Seminggu kemudian, Si Ketua Kelas baru mengetahui dari obrolan teman-teman sekelasnya bahwa Dean dan teman-teman dekatnya menjadi korban. Dean dan seorang pemuda bernama Theo harus mengundurkan diri dari sekolah akibat luka yang terlalu parah. Julie, satu-satunya perempuan dalam grup mereka, lukanya tidak seberapa tetapi mengalami tekanan mental hebat hingga harus dirawat di rumah sakit khusus.

"Lalu, gimana dengan anak laki-laki yang satu lagi?" tanya Si Ketua Kelas. Semua di sekelilingnya terdiam lalu menatap bingung padanya.

"Anak laki-laki?"

"Yang mana yang kau maksud ... Bukannya cuma ada Dean, Theo dan Julie?"

"Ooh, mungkin yang kadang-kadang mengekor pada Dean itu ... Yang rambutnya cokelat gelap?"

Kali ini giliran dia yang bingung. Sepanjang pengetahuannya, grup Dean memang terdiri dari tiga orang anak lelaki dan satu anak perempuan. Namun kini dia meragukan ingatannya karena tak seorang pun dari mereka ingat nama seorang anak lelaki yang terakhir.

Memanfaatkan posisinya sebagai Ketua Kelas, dia mendatangi staf TU dengan dalih untuk mengecek absensi siswa kelasnya. Staf TU terlihat sangat sibuk jadi sulit untuk menanyakan kepada beliau apa yang ingin dia ketahui.

"Kalau tidak salah Dean dan kawan-kawan pernah ditunjuk untuk bertanding mewakili sekolah, seharusnya namanya masih ada di papan mading. Kau coba cek saja di sana?" saran seorang teman sekelas Dean.

Namun ketika dia tiba di sana, semua pengumuman yang pernah terpasang di papan mading sudah diturunkan. Sebagai gantinya, ada beberapa pengumuman jadwal latihan penanggulangan bencana dan survival baru, serta jadwal pembangunan bungker tambahan.

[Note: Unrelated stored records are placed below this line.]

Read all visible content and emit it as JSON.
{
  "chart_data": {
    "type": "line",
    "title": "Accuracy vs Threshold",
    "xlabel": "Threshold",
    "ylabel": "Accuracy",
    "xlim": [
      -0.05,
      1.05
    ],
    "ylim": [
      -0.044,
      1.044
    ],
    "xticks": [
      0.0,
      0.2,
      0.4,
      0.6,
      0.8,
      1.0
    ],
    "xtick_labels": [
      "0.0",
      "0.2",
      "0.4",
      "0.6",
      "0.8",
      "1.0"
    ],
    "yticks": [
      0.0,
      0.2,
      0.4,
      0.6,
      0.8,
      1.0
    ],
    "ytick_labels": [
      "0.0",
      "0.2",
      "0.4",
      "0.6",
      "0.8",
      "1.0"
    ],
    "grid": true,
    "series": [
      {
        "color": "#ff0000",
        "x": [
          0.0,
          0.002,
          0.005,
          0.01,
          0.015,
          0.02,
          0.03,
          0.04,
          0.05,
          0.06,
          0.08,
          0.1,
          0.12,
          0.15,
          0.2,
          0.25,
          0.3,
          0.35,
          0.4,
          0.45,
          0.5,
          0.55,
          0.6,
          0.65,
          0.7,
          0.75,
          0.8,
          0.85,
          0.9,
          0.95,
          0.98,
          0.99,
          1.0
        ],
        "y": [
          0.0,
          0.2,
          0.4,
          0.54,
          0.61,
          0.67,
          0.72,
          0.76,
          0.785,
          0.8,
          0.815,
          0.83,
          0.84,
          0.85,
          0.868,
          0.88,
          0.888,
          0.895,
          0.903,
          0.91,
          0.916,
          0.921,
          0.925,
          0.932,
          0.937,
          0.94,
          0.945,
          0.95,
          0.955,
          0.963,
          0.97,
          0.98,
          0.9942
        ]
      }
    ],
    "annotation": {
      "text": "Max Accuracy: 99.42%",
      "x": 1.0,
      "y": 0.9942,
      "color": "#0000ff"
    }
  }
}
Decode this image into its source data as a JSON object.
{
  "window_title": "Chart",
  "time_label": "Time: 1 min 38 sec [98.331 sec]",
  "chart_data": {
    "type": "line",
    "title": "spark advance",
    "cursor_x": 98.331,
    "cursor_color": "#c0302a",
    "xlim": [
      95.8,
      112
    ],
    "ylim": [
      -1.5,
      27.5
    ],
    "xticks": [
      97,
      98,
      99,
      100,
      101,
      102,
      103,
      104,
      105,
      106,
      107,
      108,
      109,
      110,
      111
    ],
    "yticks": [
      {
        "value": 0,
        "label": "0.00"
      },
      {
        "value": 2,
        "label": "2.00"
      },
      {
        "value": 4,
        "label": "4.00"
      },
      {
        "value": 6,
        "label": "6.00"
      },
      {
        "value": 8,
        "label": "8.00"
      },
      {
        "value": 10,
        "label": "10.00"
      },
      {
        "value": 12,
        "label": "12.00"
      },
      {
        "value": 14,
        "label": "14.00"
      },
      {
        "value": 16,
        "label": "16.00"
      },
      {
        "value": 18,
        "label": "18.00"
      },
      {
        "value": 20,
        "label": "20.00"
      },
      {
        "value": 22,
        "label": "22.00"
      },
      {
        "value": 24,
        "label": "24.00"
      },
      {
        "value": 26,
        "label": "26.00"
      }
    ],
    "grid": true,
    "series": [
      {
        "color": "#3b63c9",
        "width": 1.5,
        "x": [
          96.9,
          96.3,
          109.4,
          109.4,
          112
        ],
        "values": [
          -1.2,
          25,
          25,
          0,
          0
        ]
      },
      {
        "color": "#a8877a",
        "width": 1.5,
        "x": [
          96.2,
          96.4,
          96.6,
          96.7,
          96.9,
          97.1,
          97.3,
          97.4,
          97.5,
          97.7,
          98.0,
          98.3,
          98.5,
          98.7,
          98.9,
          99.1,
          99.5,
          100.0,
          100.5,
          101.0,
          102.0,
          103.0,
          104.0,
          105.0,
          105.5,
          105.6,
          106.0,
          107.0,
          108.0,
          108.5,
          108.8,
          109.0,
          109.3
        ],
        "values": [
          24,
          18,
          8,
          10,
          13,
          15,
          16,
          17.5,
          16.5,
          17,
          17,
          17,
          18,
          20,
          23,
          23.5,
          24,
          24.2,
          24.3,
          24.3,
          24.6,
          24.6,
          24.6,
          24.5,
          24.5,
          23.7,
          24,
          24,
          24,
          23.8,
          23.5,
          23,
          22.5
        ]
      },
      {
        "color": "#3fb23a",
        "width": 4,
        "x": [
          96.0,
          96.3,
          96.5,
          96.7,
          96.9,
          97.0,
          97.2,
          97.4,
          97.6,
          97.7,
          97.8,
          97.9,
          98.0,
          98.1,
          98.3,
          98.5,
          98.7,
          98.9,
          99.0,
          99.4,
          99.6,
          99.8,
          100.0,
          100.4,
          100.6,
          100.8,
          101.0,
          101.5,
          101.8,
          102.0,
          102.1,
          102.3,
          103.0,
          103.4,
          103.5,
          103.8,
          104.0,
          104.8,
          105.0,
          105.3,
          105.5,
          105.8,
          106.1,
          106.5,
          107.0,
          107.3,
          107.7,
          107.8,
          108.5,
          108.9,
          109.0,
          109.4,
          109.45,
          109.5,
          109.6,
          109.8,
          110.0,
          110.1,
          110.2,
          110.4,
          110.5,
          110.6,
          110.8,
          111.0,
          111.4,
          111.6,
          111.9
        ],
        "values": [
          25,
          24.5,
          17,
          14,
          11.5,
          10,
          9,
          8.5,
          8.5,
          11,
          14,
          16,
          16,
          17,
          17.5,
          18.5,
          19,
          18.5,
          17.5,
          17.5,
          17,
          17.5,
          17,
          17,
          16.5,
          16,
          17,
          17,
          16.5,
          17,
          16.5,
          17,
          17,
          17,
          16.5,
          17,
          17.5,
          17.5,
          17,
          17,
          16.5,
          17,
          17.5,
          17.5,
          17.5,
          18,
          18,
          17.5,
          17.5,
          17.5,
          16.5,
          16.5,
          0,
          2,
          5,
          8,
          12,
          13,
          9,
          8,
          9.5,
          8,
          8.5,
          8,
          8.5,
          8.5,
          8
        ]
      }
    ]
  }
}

Sebagai ketua kelas, dia memiliki kewajiban untuk mencatat pengumuman baru itu untuk disampaikan pada teman-teman sekelasnya. Benar, bukan waktunya untuk mencari tahu tentang orang lain yang tidak ada kaitannya. Dia memiliki tanggung jawabnya sendiri.

Si Ketua Kelas mengeluarkan buku catatan kecil dari saku seragamnya dan mulai mencatat.